Mais de um terço dos maiores empresários britânicos defende que uma eventual saída do Reino Unido da União Europeia (UE) colocaria em risco a economia do país, segundo a agência Reuters. A posição de apoio ao "sim" no referendo de 23 de junho - onde se vai decidir a continuação, ou não, do Reino Unido na União Europeia – foi subscrita pelos líderes de quase 200 empresas, reforçando a posição do primeiro-ministro David Cameron.

"A economia precisa de acesso livre ao mercado europeu de mais de 500 milhões de pessoas para poder continuar a crescer, investir e criar empregos", lê-se na carta, publicada no jornal The Times. Os empresários acreditam assim que a saída da União Europeia significaria "impedir o investimento, ameaçar o emprego e pôr a economia em risco.
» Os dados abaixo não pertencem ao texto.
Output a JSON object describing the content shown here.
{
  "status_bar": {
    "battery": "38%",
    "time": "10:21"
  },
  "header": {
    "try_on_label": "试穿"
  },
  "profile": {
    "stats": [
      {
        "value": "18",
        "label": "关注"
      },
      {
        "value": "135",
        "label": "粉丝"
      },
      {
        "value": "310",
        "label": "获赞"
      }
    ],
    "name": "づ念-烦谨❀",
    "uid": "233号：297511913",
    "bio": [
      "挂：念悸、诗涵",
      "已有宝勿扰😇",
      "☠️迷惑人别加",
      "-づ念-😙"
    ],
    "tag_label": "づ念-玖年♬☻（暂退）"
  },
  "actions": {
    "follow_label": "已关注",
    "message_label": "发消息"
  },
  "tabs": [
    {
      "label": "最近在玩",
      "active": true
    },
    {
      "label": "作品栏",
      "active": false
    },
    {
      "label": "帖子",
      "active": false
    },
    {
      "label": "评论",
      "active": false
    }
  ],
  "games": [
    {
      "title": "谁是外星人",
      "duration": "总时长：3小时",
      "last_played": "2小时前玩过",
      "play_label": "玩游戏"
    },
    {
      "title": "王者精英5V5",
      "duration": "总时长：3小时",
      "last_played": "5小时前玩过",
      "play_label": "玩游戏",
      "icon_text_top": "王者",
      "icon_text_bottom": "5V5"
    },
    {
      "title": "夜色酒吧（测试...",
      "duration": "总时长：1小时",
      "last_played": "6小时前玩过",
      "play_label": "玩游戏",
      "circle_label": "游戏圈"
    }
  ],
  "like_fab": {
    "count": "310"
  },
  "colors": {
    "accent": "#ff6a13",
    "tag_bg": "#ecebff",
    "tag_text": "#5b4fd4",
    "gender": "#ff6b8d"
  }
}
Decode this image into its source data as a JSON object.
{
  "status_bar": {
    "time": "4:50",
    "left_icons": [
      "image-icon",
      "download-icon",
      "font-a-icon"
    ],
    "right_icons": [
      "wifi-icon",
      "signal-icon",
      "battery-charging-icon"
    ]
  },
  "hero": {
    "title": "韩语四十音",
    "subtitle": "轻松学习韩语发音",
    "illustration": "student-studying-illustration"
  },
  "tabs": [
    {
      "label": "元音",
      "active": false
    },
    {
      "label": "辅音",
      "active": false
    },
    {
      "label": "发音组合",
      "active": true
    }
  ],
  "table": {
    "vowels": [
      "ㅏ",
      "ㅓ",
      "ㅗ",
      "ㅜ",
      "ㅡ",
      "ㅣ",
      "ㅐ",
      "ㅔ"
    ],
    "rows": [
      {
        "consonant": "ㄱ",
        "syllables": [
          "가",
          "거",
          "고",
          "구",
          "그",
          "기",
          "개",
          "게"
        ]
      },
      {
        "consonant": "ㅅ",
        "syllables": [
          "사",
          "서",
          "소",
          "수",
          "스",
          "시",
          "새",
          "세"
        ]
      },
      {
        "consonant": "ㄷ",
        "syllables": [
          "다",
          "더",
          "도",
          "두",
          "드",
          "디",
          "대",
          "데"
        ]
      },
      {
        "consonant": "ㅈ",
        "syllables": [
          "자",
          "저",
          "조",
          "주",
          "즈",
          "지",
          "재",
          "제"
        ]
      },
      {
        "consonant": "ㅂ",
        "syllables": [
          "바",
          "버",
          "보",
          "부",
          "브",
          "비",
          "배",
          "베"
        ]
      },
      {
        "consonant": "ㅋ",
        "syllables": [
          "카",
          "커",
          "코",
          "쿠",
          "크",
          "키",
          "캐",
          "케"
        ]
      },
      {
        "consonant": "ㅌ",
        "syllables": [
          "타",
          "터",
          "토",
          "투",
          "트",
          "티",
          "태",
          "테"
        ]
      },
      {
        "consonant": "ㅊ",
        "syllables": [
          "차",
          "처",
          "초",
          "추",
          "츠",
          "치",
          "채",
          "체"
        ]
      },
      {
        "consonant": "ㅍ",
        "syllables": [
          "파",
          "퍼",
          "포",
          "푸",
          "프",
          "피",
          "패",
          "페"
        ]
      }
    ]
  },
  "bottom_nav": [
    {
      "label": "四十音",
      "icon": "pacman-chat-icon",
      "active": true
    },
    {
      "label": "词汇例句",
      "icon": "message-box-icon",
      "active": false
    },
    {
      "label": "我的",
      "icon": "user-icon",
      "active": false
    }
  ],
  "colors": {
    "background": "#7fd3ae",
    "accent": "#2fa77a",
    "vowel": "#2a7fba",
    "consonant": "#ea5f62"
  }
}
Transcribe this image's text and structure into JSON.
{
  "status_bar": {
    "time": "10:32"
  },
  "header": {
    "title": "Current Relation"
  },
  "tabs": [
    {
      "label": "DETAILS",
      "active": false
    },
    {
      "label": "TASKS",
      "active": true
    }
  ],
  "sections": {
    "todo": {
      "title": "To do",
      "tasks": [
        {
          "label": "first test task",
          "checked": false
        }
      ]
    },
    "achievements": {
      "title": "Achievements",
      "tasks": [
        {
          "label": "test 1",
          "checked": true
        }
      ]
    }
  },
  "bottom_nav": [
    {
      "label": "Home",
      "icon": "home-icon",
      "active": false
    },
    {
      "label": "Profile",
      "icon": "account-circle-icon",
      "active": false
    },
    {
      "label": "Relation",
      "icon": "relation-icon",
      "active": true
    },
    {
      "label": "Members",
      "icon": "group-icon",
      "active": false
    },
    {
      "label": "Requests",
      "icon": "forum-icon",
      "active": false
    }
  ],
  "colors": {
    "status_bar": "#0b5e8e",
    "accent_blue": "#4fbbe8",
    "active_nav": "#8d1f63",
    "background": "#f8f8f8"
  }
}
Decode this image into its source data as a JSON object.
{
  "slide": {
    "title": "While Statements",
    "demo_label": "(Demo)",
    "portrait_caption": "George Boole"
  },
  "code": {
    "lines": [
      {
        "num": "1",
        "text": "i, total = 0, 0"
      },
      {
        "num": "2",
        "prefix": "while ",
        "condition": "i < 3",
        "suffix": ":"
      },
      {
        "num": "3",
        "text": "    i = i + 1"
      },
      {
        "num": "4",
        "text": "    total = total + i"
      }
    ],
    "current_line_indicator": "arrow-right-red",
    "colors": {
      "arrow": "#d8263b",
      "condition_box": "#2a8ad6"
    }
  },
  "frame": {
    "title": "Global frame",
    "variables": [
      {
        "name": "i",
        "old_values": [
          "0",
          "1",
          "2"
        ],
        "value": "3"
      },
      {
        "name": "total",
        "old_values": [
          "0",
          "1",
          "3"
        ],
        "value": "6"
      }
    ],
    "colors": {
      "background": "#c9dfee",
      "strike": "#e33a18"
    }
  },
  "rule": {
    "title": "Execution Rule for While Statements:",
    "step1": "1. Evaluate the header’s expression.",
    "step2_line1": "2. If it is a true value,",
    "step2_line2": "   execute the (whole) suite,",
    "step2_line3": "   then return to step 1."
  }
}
A Grã-Bretanha será mais forte, segura e melhor como membro da UE".

A carta, assinada por empresas de retalho, comunicações e combustíveis, representa um apoio à posição de David Cameron, que se mostrou convicto de que o Reino Unido "ficará mais seguro, mais forte e mais prospero dentro de uma Europa reformada”. Na cimeira do Conselho Europeu da semana passada, a União Europeia e o Reino Unido conseguiram chegar a um "compromisso" de novo estatuto do país como estado-membro, pondo fim às divergências.

A saída do Reino Unido da UE pode causar agitação nos mercados a curto prazo e uma "fraqueza económica e política" para os dois lados, além de afetar a libra.